Preparation of Extemporaneous Oral Solution
BETAPACE Syrup 5 mg/mL can be compounded using Simple Syrup containing 0.1% sodium benzoate (Syrup, NF) available from Humco Laboratories as follows:
- Measure 120 mL of Simple Syrup
- Transfer the syrup to a 6-ounce amber plastic (polyethylene terephthalate [PET]) prescription bottle. NOTE: An oversized bottle is used to allow for a headspace, so that there will be more effective mixing during shaking of the bottle.

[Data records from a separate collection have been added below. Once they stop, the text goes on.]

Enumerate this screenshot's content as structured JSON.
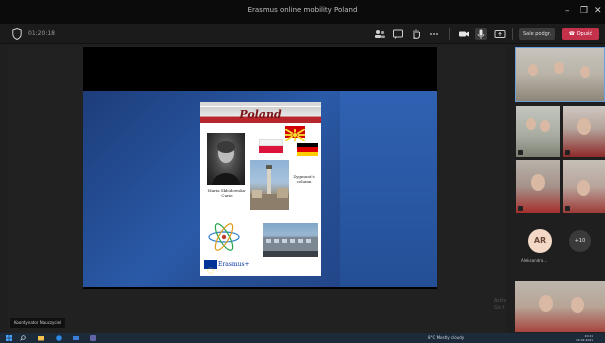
{
  "window": {
    "title": "Erasmus online mobility Poland",
    "minimize": "–",
    "restore": "❐",
    "close": "✕"
  },
  "toolbar": {
    "timer": "01:20:18",
    "ghost_label": "",
    "breakout_rooms_label": "Sale podgr.",
    "leave_label": "Opuść",
    "accent": "#c4314b"
  },
  "slide": {
    "title": "Poland",
    "curie_caption": "Maria Skłodowska-Curie",
    "column_caption": "Zygmunt's column",
    "erasmus_label": "Erasmus+"
  },
  "stage": {
    "presenter_label": "Koordynator Nauczyciel"
  },
  "participants": {
    "avatar_initials": "AR",
    "avatar_name": "Aleksandra...",
    "more_label": "+10"
  },
  "watermark": {
    "line1": "Activ",
    "line2": "Go t"
  },
  "taskbar": {
    "tray_text": "8°C Mostly cloudy",
    "time": "10:21",
    "date": "16.04.2021"
  }
}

- Add five (5) BETAPACE 120 mg tablets to the bottle. These tablets are added intact; it is not necessary to crush the tablets. NOTE: The addition of the tablets can also be done first. The tablets can also be crushed if preferred. If the tablets are crushed, care should be taken to transfer the entire quantity of tablet powder into the bottle containing the syrup.
- Shake the bottle to wet the entire surface of the tablets. If the tablets have been crushed, shake the bottle until the endpoint is achieved.
- Allow the tablets to hydrate for approximately two hours.
- After at least two hours have elapsed, shake the bottle intermittently over the course of at least another two hours until the tablets are completely disintegrated. NOTE: The tablets can be allowed to hydrate overnight to simplify the disintegration process.
The endpoint is achieved when a dispersion of fine particles in the syrup is obtained.
This compounding procedure results in a solution containing 5 mg/mL of sotalol HCl. The fine solid particles are the water-insoluble inactive ingredients of the tablets.
This extemporaneously prepared oral solution of sotalol HCl (with suspended inactive particles) must be shaken well prior to administration. This is to ensure that the amount of inactive solid particles per dose remains constant throughout the duration of use.
Stability studies indicate that the suspension is stable when stored at controlled room temperature (15°-30°C/59°-86°F) and ambient humidity for three (3) months.